Wednesday, June 23, 2010


Wrath and Pity were two central facets of Blake's theology, and both words meant to him something very different from the common connotations. Re his reading of them we may exhibit one or the others of these two contraries, the critical faculty and the affirmative one.

Wrath and pity are two aspects of prophetic activity. Wrath personified by Rintrah is the energetic destructive phase. Palamabron epitomizes the gentler constructive expressions.These are the threat and promise of the Old Testament prophets. To make a difference in a world embroiled in exploitation and oppression and tyranny, the first impulse is to express anger and attempt to break down the instruments of oppression. The extreme example is to participate in riot and revolution, but there are milder forms of subversion and non-cooperation all aimed at destroying the structure that perpetuates a system of masters and slaves.

Wrath is motivated by anger at seeing injustice, pity is motivated by compassion at seeing suffering. Pity seeks to comfort and heal, to alleviate the pain of those wounded by the system. Wrath and Pity are contraries not enemies. Their activities supplement each other in fostering change but their functions are incompatible if exercised simultaneously. In a world distorted by misapprehension, wrath may fall on the oppressed and pity on the oppressor.

Wrath and pity can also be viewed in terms of punishment and forgiveness. In comparing Old and New Testament theology, wrath characterizes an aspect of the an Old Testament God who expects obedience to the law and punishes infractions. Jesus teaches in the New Testament that our relationship with the God of mercy, pity, peace and love may be renewed by forgiveness.

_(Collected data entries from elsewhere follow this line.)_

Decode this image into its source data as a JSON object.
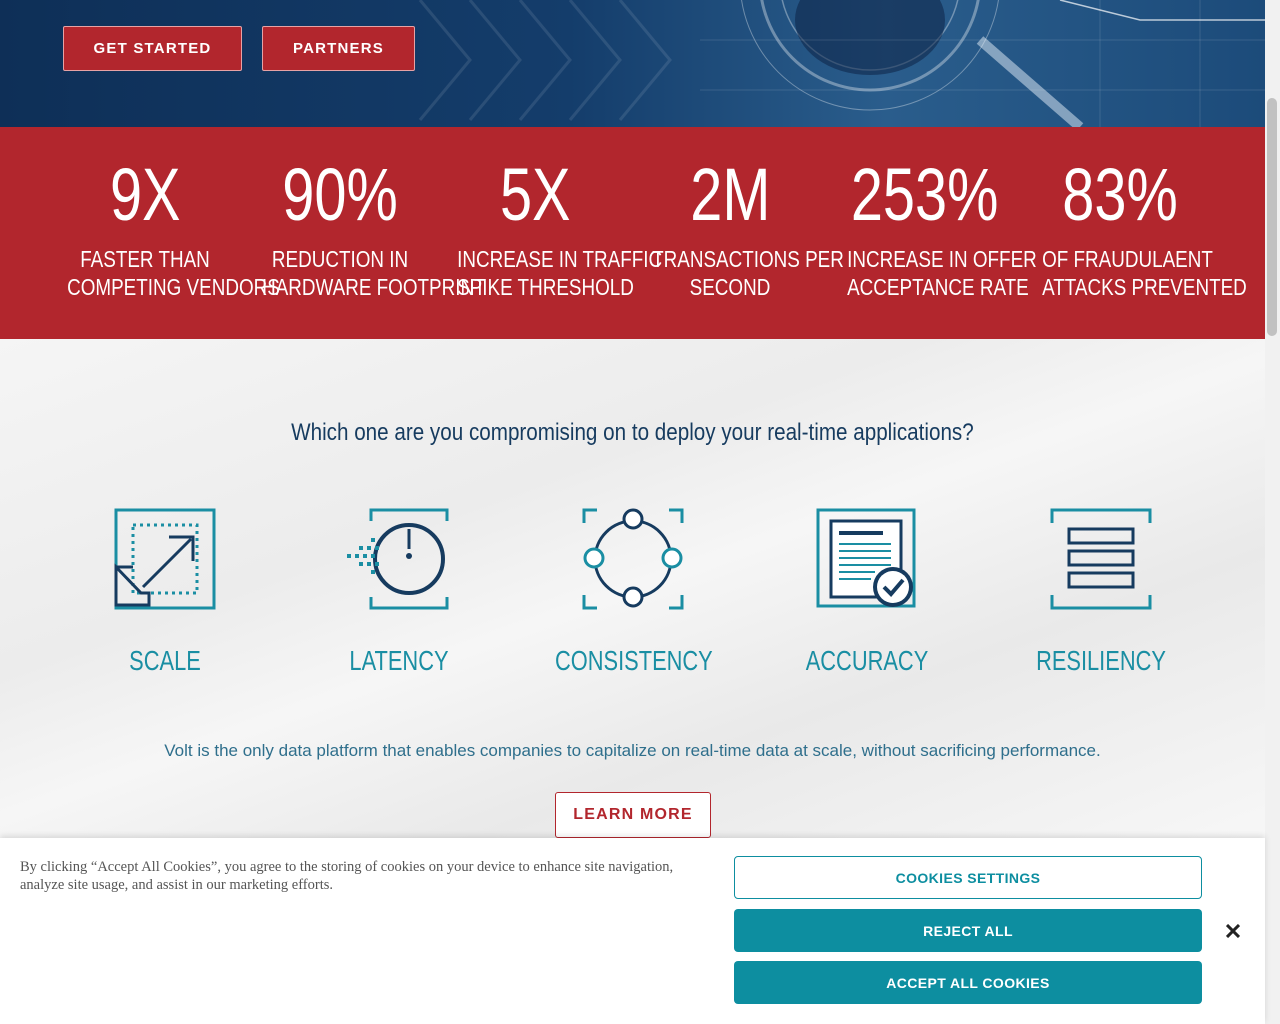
{
  "hero": {
    "get_started_label": "GET STARTED",
    "partners_label": "PARTNERS"
  },
  "stats": [
    {
      "value": "9X",
      "label_line1": "FASTER THAN",
      "label_line2": "COMPETING VENDORS"
    },
    {
      "value": "90%",
      "label_line1": "REDUCTION IN",
      "label_line2": "HARDWARE FOOTPRINT"
    },
    {
      "value": "5X",
      "label_line1": "INCREASE IN TRAFFIC",
      "label_line2": "SPIKE THRESHOLD"
    },
    {
      "value": "2M",
      "label_line1": "TRANSACTIONS PER",
      "label_line2": "SECOND"
    },
    {
      "value": "253%",
      "label_line1": "INCREASE IN OFFER",
      "label_line2": "ACCEPTANCE RATE"
    },
    {
      "value": "83%",
      "label_line1": "OF FRAUDULAENT",
      "label_line2": "ATTACKS PREVENTED"
    }
  ],
  "main": {
    "question": "Which one are you compromising on to deploy your real-time applications?",
    "features": [
      {
        "label": "SCALE",
        "icon": "scale-icon"
      },
      {
        "label": "LATENCY",
        "icon": "latency-icon"
      },
      {
        "label": "CONSISTENCY",
        "icon": "consistency-icon"
      },
      {
        "label": "ACCURACY",
        "icon": "accuracy-icon"
      },
      {
        "label": "RESILIENCY",
        "icon": "resiliency-icon"
      }
    ],
    "tagline": "Volt is the only data platform that enables companies to capitalize on real-time data at scale, without sacrificing performance.",
    "learn_more_label": "LEARN MORE"
  },
  "cookie": {
    "text": "By clicking “Accept All Cookies”, you agree to the storing of cookies on your device to enhance site navigation, analyze site usage, and assist in our marketing efforts.",
    "settings_label": "COOKIES SETTINGS",
    "reject_label": "REJECT ALL",
    "accept_label": "ACCEPT ALL COOKIES"
  },
  "colors": {
    "brand_red": "#b2262d",
    "hero_navy": "#143d6b",
    "teal": "#0d8ea0",
    "icon_navy": "#163b5f"
  }
}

Wrath and pity both have creative and destructive aspects. Pity becomes destructive in the hand of Vala who uses the passive emotions as a weapon of control in her outward, feminine, material agenda.

This section from Percival explains how the feminine emotions can be used to build up or tear down; the active masculine could be used to build up as in exposing abuse or to tear down as in promoting war.

Milton O Percival, William Blake's Circle of Destiny, Page 45:
"...Blake has several sets of composite characters. Foremost among them are the Daughters of Beulah and the Daughters of Albion. They are man's feminine powers in two antithetical attitudes. In the Daughters of Beulah we have these powers devoted to the well-being of man; in the Daughters of Albion we have them, in obedience to reason, weaving the "natural" world of spiritual depravity. The one is Jerusalem seen in multiple, the other is Vala-Rahab. The Daughters of Beulah are said to guard the body of Albion during his mortal sleep on the rock of Ages; the Daughters of Albion, to bind down his perceptive powers and submit him to the corporeal illusion. The Daughters of Beulah personify a mercy and pity that is spontaneous and genuine; the Daughters of Albion, a spiritual hate masquerading as mercy and pity in the cruel and spurious forms of the moral law. The Daughters of Beulah, who by their selflessness keep man's senses open, prepare the conditions for a visionary life and are called Daughters of Inspiration. The Daughters of Albion, who in their selfishness bind down man's immortal senses, are called Daughters of Memory."

These passages will give a flavor of Blake's use of wrath and pity in Jerusalem.

Jerusalem, PLATE 88, (E 247)
"The blow of his Hammer is Justice. the swing of his Hammer:
The force of Los's Hammer is eternal Forgiveness;"

Jerusalem, PLATE 65, (E 216)
"To decide Two Worlds with a great decision: a World of Mercy, and
A World of justice: the World of Mercy for Salvation
To cast Luvah into the Wrath, and Albion into the Pity
In the Two Contraries of Humanity & in the Four Regions."

Jerusalem, Plate 77, (E 232)
"But Jesus is the bright Preacher of Life
Creating Nature from this fiery Law,
By self-denial & forgiveness of Sin."

Jerusalem, Plate 79, (E 236)
"For in our battles we the Slain men view with pity and love:
We soon revive them in the secret of our tabernacles
But I Vala, Luvahs daughter, keep his body embalmd in moral laws
With spices of sweet odours of lovely jealous stupefaction:
Within my bosom, lest he arise to life & slay my Luvah
Pity me then O Lamb of God! O Jesus pity me!
Come into Luvahs Tents, and seek not to revive the Dead!"

Jerusalem, Plate 80, (E 237)
"The Spindle turnd in blood & fire: loud sound the trumpets
Of war: the cymbals play loud before the Captains
With Cambel & Gwendolen in dance and solemn song
The Cloud of Rahab vibrating with the Daughters of Albion
Los saw terrified, melted with pity & divided in wrath
He sent them over the narrow seas in pity and love
Among the Four Forests of Albion which overspread all the Earth
They go forth & return swift as a flash of lightning.
Among the tribes of warriors: among the Stones of power!
Against Jerusalem they rage thro all the Nations of Europe
Thro Italy & Grecia, to Lebanon & Persia & India.
The dungeons burst & the Prisoners set free."